While
the Chinese zero-Covid policy and protests against that policy weigh negatively
on market sentiment, the OPEC plus meeting on December 04 and the beginning of
the European Union embargo on Russian seaborne crude oil imports on the next
day are likely to shape the course of the prices. Uncertainty is high, which
would stoke further volatility in prices.
Oil slumped early on Monday to the lowest level in nearly a
year – since December 2021, weighed down by risk aversion in commodity markets
amid protests in China over the authorities’ strict Covid curbs policy.
The
recent price rout, with Brent plunging by 10% in one week, intensified
speculation that OPEC Plus members could consider another production cut when
they meet on Sunday, December 4. On the following day, December 5, the EU ban
on imports of Russian crude oil and the associated G7-EU price cap begins, with
the exact price of the cap yet to be agreed on and announced.
With so many uncertainties, oil prices are seesawing on
every rumor or report. This week and the ones after that will likely see more
of the same and prices could swing either way depending on the OPEC Plus
meeting, the EU ban and price cap on Russian oil and Russia’s reaction to it,
and the developments in China, which, so far, is singlehandedly dragging down
oil prices due to fears of weak demand in the world’s top crude oil importer at
least in the short term.
A violent move down in prices began on November 21 after The
Wall Street Journal citing OPEC delegates that the members of the group had
informally discussed whether there would be a need for more oil on the market
in view of the EU embargo on Russian crude oil imports.

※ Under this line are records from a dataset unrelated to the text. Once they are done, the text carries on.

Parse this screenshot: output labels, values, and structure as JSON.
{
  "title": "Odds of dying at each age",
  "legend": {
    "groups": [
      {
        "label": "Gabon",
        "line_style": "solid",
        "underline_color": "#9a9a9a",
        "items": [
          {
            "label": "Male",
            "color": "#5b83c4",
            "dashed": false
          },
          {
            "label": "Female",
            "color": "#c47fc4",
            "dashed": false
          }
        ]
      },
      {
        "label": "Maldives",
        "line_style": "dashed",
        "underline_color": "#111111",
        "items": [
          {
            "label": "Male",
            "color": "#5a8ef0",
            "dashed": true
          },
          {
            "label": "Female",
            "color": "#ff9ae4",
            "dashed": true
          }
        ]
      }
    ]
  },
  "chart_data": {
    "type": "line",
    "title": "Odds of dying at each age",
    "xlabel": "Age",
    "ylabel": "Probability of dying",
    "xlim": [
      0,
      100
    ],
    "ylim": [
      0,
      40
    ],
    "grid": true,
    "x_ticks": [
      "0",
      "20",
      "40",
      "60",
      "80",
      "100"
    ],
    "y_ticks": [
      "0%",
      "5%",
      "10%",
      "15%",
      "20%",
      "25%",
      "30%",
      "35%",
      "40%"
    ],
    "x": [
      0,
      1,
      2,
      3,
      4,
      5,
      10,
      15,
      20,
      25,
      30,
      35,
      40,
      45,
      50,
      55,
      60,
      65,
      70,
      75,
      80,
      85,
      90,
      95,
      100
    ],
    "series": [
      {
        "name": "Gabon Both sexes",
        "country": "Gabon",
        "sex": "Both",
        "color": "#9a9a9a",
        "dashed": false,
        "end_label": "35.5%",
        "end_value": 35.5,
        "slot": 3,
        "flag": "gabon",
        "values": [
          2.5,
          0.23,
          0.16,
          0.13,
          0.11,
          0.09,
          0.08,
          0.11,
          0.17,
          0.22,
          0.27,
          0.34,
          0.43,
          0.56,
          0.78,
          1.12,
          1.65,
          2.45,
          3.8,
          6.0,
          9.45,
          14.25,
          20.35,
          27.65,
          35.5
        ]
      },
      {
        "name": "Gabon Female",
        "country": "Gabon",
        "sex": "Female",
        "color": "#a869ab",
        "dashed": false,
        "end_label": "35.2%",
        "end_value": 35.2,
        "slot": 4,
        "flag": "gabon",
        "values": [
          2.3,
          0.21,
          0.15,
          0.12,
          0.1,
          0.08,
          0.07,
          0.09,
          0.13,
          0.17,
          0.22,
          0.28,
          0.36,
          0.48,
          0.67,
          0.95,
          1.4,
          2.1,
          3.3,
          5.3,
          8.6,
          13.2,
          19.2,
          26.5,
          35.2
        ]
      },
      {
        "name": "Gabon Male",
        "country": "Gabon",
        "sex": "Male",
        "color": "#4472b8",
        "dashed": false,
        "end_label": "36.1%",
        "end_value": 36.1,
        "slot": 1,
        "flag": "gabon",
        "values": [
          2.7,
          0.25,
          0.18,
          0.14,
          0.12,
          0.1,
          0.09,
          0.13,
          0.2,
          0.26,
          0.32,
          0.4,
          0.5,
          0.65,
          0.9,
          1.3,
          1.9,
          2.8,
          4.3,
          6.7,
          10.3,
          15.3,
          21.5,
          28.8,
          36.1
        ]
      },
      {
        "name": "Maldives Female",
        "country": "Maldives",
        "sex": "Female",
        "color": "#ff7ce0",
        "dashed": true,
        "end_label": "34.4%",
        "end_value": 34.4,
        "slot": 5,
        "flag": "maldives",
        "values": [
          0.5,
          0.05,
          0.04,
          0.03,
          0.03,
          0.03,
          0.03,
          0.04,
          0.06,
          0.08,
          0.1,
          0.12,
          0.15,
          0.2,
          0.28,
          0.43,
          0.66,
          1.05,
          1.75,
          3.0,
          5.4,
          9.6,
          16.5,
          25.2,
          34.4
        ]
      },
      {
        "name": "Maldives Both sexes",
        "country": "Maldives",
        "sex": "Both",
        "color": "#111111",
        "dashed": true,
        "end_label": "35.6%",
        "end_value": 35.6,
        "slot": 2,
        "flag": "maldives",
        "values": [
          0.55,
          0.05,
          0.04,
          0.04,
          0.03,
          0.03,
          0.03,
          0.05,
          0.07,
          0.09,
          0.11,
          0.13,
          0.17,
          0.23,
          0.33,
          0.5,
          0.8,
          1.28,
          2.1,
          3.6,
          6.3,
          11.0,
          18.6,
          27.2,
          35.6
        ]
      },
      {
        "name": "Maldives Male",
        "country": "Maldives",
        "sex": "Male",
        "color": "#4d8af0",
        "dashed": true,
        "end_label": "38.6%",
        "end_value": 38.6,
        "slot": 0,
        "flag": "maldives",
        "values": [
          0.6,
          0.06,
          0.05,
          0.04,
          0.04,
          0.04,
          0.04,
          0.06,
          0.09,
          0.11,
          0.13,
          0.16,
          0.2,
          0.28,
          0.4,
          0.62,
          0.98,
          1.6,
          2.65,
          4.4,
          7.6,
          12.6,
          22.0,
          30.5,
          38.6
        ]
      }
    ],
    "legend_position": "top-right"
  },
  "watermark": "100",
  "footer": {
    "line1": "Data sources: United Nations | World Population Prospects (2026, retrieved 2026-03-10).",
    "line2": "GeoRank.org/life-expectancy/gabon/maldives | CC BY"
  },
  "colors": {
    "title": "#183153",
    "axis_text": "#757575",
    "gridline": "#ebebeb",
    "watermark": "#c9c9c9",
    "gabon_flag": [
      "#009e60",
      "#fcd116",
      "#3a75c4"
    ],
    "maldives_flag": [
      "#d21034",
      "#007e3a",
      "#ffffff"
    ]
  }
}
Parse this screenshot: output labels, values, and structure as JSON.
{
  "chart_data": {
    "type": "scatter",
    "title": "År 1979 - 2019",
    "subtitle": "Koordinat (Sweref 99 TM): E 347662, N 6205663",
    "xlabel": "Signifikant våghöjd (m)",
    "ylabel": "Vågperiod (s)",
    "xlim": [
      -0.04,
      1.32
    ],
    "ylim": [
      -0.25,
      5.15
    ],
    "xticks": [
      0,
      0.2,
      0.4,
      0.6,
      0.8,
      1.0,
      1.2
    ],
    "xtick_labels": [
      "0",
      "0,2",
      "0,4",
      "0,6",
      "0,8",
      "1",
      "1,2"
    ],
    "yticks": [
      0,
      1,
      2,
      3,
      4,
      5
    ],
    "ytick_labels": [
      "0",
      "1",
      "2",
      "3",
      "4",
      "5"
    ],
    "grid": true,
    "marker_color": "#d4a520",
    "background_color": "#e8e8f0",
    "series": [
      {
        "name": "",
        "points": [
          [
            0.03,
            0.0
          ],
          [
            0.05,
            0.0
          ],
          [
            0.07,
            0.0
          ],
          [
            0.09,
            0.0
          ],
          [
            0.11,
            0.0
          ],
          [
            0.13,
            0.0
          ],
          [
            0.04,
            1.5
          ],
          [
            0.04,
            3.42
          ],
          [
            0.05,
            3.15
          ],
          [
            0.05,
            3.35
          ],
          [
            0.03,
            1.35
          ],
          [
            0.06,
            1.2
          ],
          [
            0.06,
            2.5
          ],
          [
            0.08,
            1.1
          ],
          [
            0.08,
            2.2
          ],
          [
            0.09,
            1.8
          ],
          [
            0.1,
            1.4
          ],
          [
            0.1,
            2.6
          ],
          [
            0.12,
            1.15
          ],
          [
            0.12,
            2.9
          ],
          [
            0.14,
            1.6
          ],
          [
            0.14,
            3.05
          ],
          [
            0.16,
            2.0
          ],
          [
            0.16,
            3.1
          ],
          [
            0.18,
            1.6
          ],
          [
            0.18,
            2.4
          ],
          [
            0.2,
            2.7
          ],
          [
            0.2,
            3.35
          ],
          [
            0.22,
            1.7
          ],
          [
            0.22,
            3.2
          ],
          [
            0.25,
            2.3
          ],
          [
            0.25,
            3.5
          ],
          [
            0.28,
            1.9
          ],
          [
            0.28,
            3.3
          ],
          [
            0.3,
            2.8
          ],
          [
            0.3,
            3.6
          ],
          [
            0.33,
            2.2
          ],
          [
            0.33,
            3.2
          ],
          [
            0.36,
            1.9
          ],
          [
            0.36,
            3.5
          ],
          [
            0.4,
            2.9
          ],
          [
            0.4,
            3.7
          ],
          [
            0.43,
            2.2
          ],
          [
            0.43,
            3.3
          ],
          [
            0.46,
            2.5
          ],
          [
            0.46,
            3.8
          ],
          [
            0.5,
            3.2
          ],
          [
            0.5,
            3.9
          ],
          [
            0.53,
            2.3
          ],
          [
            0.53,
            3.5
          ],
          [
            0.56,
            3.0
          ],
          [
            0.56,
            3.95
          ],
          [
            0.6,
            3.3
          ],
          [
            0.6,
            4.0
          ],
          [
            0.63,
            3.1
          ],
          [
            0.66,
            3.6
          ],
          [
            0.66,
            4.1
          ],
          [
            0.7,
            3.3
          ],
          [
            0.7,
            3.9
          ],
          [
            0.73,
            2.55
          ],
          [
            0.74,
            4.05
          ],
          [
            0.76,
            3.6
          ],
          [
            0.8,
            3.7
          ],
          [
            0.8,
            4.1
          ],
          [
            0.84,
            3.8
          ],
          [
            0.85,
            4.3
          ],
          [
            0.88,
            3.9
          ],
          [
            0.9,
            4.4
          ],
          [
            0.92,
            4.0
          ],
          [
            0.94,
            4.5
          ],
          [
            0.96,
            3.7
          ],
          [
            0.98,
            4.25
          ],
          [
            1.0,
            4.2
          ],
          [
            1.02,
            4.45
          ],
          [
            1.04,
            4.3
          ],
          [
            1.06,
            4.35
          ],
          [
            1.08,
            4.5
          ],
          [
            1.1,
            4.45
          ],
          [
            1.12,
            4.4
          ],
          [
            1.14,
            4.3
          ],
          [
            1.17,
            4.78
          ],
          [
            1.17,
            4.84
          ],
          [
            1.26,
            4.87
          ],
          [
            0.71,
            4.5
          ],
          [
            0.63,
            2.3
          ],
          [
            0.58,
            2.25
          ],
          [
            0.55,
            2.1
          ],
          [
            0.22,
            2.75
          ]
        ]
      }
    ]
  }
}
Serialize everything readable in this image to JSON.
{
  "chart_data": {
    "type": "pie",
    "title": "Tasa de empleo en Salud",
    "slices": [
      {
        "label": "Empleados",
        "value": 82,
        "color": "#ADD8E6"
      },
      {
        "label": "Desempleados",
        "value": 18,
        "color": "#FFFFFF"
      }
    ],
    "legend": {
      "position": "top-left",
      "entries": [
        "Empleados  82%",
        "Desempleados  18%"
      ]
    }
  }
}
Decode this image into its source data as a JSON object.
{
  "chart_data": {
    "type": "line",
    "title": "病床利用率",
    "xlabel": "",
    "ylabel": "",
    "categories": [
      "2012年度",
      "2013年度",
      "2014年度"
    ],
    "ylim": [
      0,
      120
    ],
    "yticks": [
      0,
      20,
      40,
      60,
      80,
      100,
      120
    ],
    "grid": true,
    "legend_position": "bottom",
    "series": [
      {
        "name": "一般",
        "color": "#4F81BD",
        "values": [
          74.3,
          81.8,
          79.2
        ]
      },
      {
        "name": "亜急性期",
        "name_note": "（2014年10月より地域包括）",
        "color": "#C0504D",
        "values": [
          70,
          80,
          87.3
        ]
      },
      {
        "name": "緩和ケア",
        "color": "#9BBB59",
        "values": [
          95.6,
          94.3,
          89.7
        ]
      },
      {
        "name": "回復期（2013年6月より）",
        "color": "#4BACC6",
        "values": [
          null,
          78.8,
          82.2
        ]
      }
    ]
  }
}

The report was
immediately denied by OPEC’s top producer Saudi Arabia and another influential
member of the cartel, the United Arab Emirates (UAE).
“United Arab Emirates denied that it is engaging in any
discussion with other OPEC+ members to change the last agreement, which is
valid until the end of 2023,” its Energy Minister Suhail al-Mazrouei said on
November 21.
“We remain committed to OPEC Plus aim to balance the oil
market and will support any decision to achieve that goal,” the minister
added.
As of November 29, speculation is mounting that OPEC Plus
could consider a cut at its December 4 meeting due to
gloomier-than-expected oil demand outlook amid Chinese Covid curbs and protests
and slowing economies elsewhere.
Considering
that oil prices slumped to the lowest level since December 2021, OPEC Plus
could indeed decide to defend an US$80 floor under prices, but it will have a
difficult task in predicting how the embargo on Russian crude will impact trade
flows and prices.
The structure of the oil futures market is showing sign
of sluggish global oil demand and sufficient supply just ahead of the embargo
on Russian oil. Weakening physical demand and plunging spot premiums for Middle
Eastern crude could prompt OPEC Plus to announce a fresh cut on Sunday.
The alliance of OPEC and non-OPEC producers led by Russia
regularly denies it’s defending a certain oil price, but it always says that it
looks at the market fundamentals.
These days, the physical market is showing signs of weakness
and even an oversupply in the short term, considering the contango in both WTI
and Brent front-month to second-month futures.
Iraq, OPEC’s second-largest producer, signaled this
weekend that the OPEC+ meeting would focus on the current market conditions and
balances.
Several hours after the OPEC+ meeting, the EU embargo and
the price cap on Russian oil enter into force. There are so many uncertainties
surrounding the measures that analysts cannot predict anything but further
volatility in oil prices. The uncertainties range from the exact price of the
cap – with the EU still at odds over this five days before the
embargo kicks in – to how many vessels Russia would need to place its oil to
willing buyers, where ship-to-ship transfers can occur for Baltic exports bound
for Asia, how big the ‘dark fleet’ under the radar could be, and last but not
least, whether Putin will go through with his promise to stop supplying oil to
anyone joining the price cap.
“All of these things are so significant to the oil markets
that they could whip prices from one direction to the other very
significantly,” Michael Haigh, Global Head of Commodities Research &
Strategy Societe Generale, told The Wall Street Journal.